Lors du congrès de la Fédération nationale de l'aviation et de ses métiers (FNAM), mercredi 1ᵉʳ juillet 2026, les acteurs du transport aérien ont dénoncé le poids de la fiscalité sur leur activité. Pascal de Izaguirre, président de la FNAM, a alerté sur le risque de déclassement du pavillon français : « Le poids de la fiscalité sur le transport aérien a bien conduit les compagnies internationales à reprogrammer leurs activités et à opter pour d'autres destinations que la France ». Le ministre des Transports, Philippe Tabarot, s’est félicité quant à lui d'avoir obtenu une « stabilité fiscale » pour 2026 et d'avoir instauré, le 1ᵉʳ juin 2026, un taux réduit de TSBA pour 26 lignes relevant de l’aménagement du territoire (DSP).

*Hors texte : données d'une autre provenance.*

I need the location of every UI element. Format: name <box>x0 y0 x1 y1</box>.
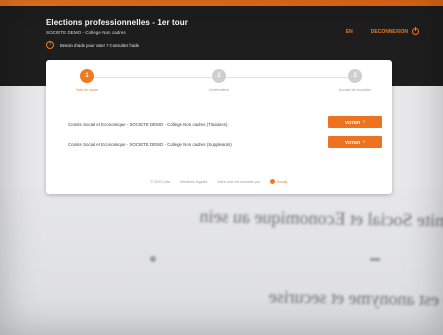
header-accent-strip <box>0 0 443 6</box>
background-mark <box>370 258 380 261</box>
power-icon <box>412 27 419 35</box>
arrow-right-icon: › <box>363 138 365 145</box>
election-list: Comite Social et Economique - SOCIETE DE… <box>46 116 392 156</box>
page-title: Elections professionnelles - 1er tour <box>46 18 188 27</box>
help-icon: ? <box>46 41 54 49</box>
legal-link[interactable]: Mentions legales <box>180 180 207 184</box>
page-subtitle: SOCIETE DEMO - College Non cadres <box>46 30 126 35</box>
election-name: Comite Social et Economique - SOCIETE DE… <box>68 122 228 127</box>
step-3: 3 Accuse de reception <box>320 69 390 92</box>
step-label: Accuse de reception <box>338 88 372 92</box>
step-number: 1 <box>80 69 94 83</box>
brand-link[interactable]: Voxaly <box>269 179 288 184</box>
background-text-line: Comite Social et Economique au sein <box>199 206 443 231</box>
step-2: 2 Confirmation <box>184 69 254 92</box>
footer-copyright: © 2023 Vote <box>150 179 171 184</box>
logout-button[interactable]: DECONNEXION <box>370 27 419 35</box>
screenshot-viewport: Elections professionnelles - 1er tour SO… <box>0 0 443 335</box>
step-label: Vote en cours <box>76 88 98 92</box>
vote-button-label: VOTER <box>345 119 361 125</box>
header-actions: EN DECONNEXION <box>346 27 419 35</box>
progress-stepper: 1 Vote en cours 2 Confirmation 3 Accuse … <box>46 60 392 106</box>
security-note: Votre vote est securise par <box>217 179 260 184</box>
card-footer: © 2023 Vote Mentions legales Votre vote … <box>46 179 392 184</box>
vote-card: 1 Vote en cours 2 Confirmation 3 Accuse … <box>46 60 392 194</box>
election-row: Comite Social et Economique - SOCIETE DE… <box>46 116 392 136</box>
step-number: 2 <box>212 69 226 83</box>
election-row: Comite Social et Economique - SOCIETE DE… <box>46 136 392 156</box>
step-1: 1 Vote en cours <box>52 69 122 92</box>
election-name: Comite Social et Economique - SOCIETE DE… <box>68 142 232 147</box>
logout-label: DECONNEXION <box>370 28 408 35</box>
vote-button[interactable]: VOTER › <box>328 116 382 128</box>
brand-name: Voxaly <box>276 179 288 184</box>
arrow-right-icon: › <box>363 118 365 125</box>
vote-button-label: VOTER <box>345 139 361 145</box>
background-paper: Comite Social et Economique au sein ... … <box>0 188 443 335</box>
background-mark <box>150 256 156 262</box>
help-link[interactable]: ? Besoin d'aide pour voter ? Consultez l… <box>46 41 139 49</box>
step-label: Confirmation <box>208 88 230 92</box>
vote-button[interactable]: VOTER › <box>328 136 382 148</box>
step-number: 3 <box>348 69 362 83</box>
help-link-label: Besoin d'aide pour voter ? Consultez l'a… <box>60 42 140 48</box>
brand-logo-icon <box>269 179 275 184</box>
language-switch[interactable]: EN <box>346 29 353 35</box>
background-text-line: ... le vote est anonyme et securise <box>268 286 443 310</box>
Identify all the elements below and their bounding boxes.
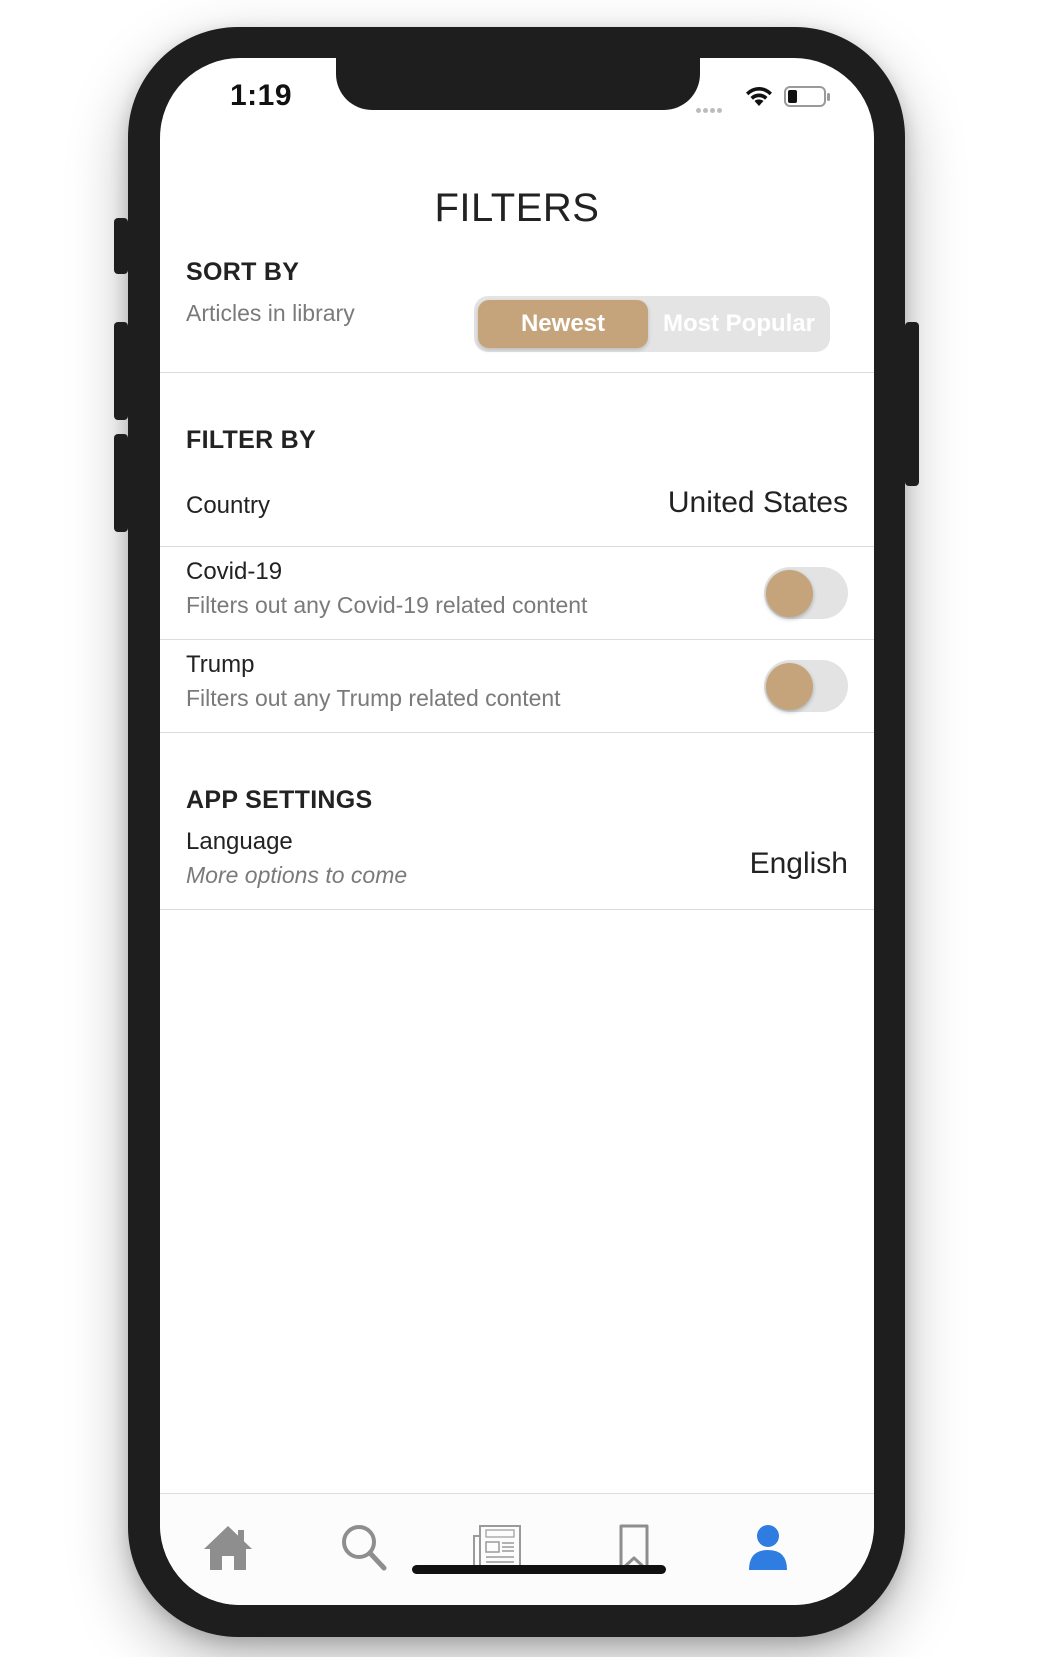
filter-by-header: FILTER BY xyxy=(186,426,317,454)
status-icons xyxy=(696,84,838,114)
tab-bar xyxy=(160,1493,874,1605)
divider xyxy=(160,372,874,373)
sort-segmented-control: Newest Most Popular xyxy=(474,296,830,352)
status-time: 1:19 xyxy=(230,79,293,112)
sort-option-most-popular[interactable]: Most Popular xyxy=(652,300,826,348)
trump-filter-label: Trump xyxy=(186,651,255,678)
covid-filter-toggle[interactable] xyxy=(764,567,848,619)
page-title: FILTERS xyxy=(434,186,600,230)
app-settings-header: APP SETTINGS xyxy=(186,786,373,814)
covid-filter-description: Filters out any Covid-19 related content xyxy=(186,592,588,618)
divider xyxy=(160,546,874,547)
notch xyxy=(336,58,700,110)
country-label: Country xyxy=(186,492,271,519)
divider xyxy=(160,909,874,910)
search-icon[interactable] xyxy=(334,1518,394,1578)
language-label: Language xyxy=(186,828,293,855)
divider xyxy=(160,732,874,733)
home-icon[interactable] xyxy=(198,1518,258,1578)
trump-filter-description: Filters out any Trump related content xyxy=(186,685,561,711)
power-button xyxy=(905,322,919,486)
divider xyxy=(160,639,874,640)
language-value[interactable]: English xyxy=(750,847,848,881)
sort-option-newest[interactable]: Newest xyxy=(478,300,648,348)
sort-by-subtitle: Articles in library xyxy=(186,300,355,326)
toggle-knob xyxy=(766,570,813,617)
mute-switch xyxy=(114,218,128,274)
toggle-knob xyxy=(766,663,813,710)
wifi-icon xyxy=(746,87,772,106)
country-value[interactable]: United States xyxy=(668,486,848,520)
volume-down-button xyxy=(114,434,128,532)
screen: 1:19 FILTERS SORT BY Articles in library… xyxy=(160,58,874,1605)
trump-filter-toggle[interactable] xyxy=(764,660,848,712)
volume-up-button xyxy=(114,322,128,420)
phone-frame: 1:19 FILTERS SORT BY Articles in library… xyxy=(114,27,919,1637)
profile-icon[interactable] xyxy=(738,1518,798,1578)
covid-filter-label: Covid-19 xyxy=(186,558,283,585)
sort-by-header: SORT BY xyxy=(186,258,300,286)
cellular-signal-icon xyxy=(696,100,724,118)
battery-icon xyxy=(784,86,830,107)
language-note: More options to come xyxy=(186,862,408,888)
home-indicator xyxy=(412,1565,666,1574)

Des mesures qui vont dans le bon sens mais restent trop limitées et contre-productives, du point de vue des acteurs du transport aérien, qui soulignent qu’en 2025, la France est passée de la 4ᵉ à la 6ᵉ place des marchés européens, doublée par l'Italie et la Turquie. Le nombre de vols arrivant et partant de France a diminué de 2 % entre 2019 et 2025, le nombre de survols a, pour sa part, augmenté de 15 %. Chems Chkioua, le directeur général de l’aviation civile (DGAC), a évoqué une inefficacité de la hausse TSBA en matière environnementale : « Il n’y a pas moins d’avions qui volent dans le ciel, le trafic de survol est très dynamique. En termes d’économie de CO2, [la hausse de la TSBA] a un effet au mieux négligeable, si ce n’est pas négatif ».